Cumhurbaşkanı Recep Tayyip Erdoğan, “Yargı Reformu Strateji Belge'mizi açıkladığımız 30 Mayıs 2019 tarihinden bugüne kadar 5 yargı paketini hayata geçirdik. Yakında meclisimizin taktirine sunacağımız yeni bir yargı paketi ile bu reform zincirine inşallah yeni bir halka daha ekliyoruz. İnsan Hakları Tanzimat Komisyonu'nun hareket kabiliyetini artıracağımız bu paket ile kadınlara yönelik taciz ve takip eylemlerinin cezaları ağırlaştırılacaktır” dedi.
Cumhurbaşkanı Recep Tayyip Erdoğan AK Parti İnsan Hakları Başkanlığı tarafından düzenlenen programa 10 Aralık Dünya İnsan Hakları Günü dolayısıyla video mesaj gönderdi. Cumhurbaşkanı Erdoğan, İslam düşmanlığının ve kültürel ırkçılığın her geçen gün arttığını ifade etti.
“Avrupa'da en çok vatandaşımızın yaşadığı 3 ülkede göçmenlere yönelik saldırıların sayısı 3 bini aşmıştır”

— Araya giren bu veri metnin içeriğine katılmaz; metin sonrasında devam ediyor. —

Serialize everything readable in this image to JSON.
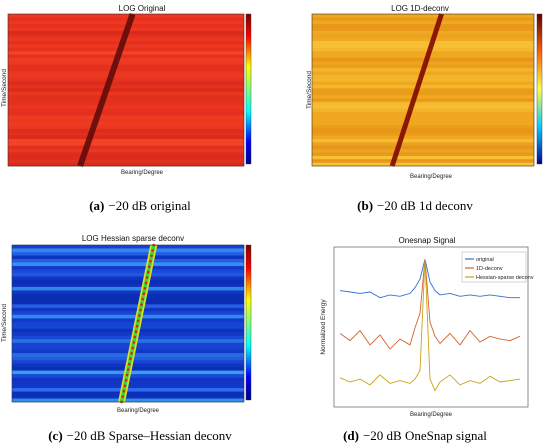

İslam düşmanlığı tehdidinin her geçen gün arttığını söyleyen Cumhurbaşkanı Recep Tayyip Erdoğan, “Dünya İnsan Hakları Günü'nün başta mazlum ve mağdurlar olmak üzere tüm insanlık için hayırlara vesile olmasını diliyorum. Bundan 73 sene önce büyük umutlarla kabul edilen BM İnsan Hakları Evrensel Beyannamesi küresel barış ve istikrarın korunmasında halen önemli bir rehber olma vasfını koruyor. Ancak başta İslam düşmanlığı ve kültürel ırkçılık olmak üzere beyannamede yer alan ilkelere yönelik tehditler de günden güne artıyor. Günümüzde demokrasi ve insan hakları havariliği yapan birçok batı ülkesinde nefret söylemleri, siyasetle birlikte günlük hayatı da esir almıştır. İnsanların kökenine, inancına, rengine, dış görünüşüne göre ayıran, en temel hak ve özgürlüklerini ellerinden alan faşist uygulamalar adeta sıradan hale gelmiştir. Her ne kadar buzdağının sadece görünen kısmını yansıtsa bile istatistikler İslam ve yabancı düşmanlığının ulaştığı boyutları açıkça ortaya koymaktadır.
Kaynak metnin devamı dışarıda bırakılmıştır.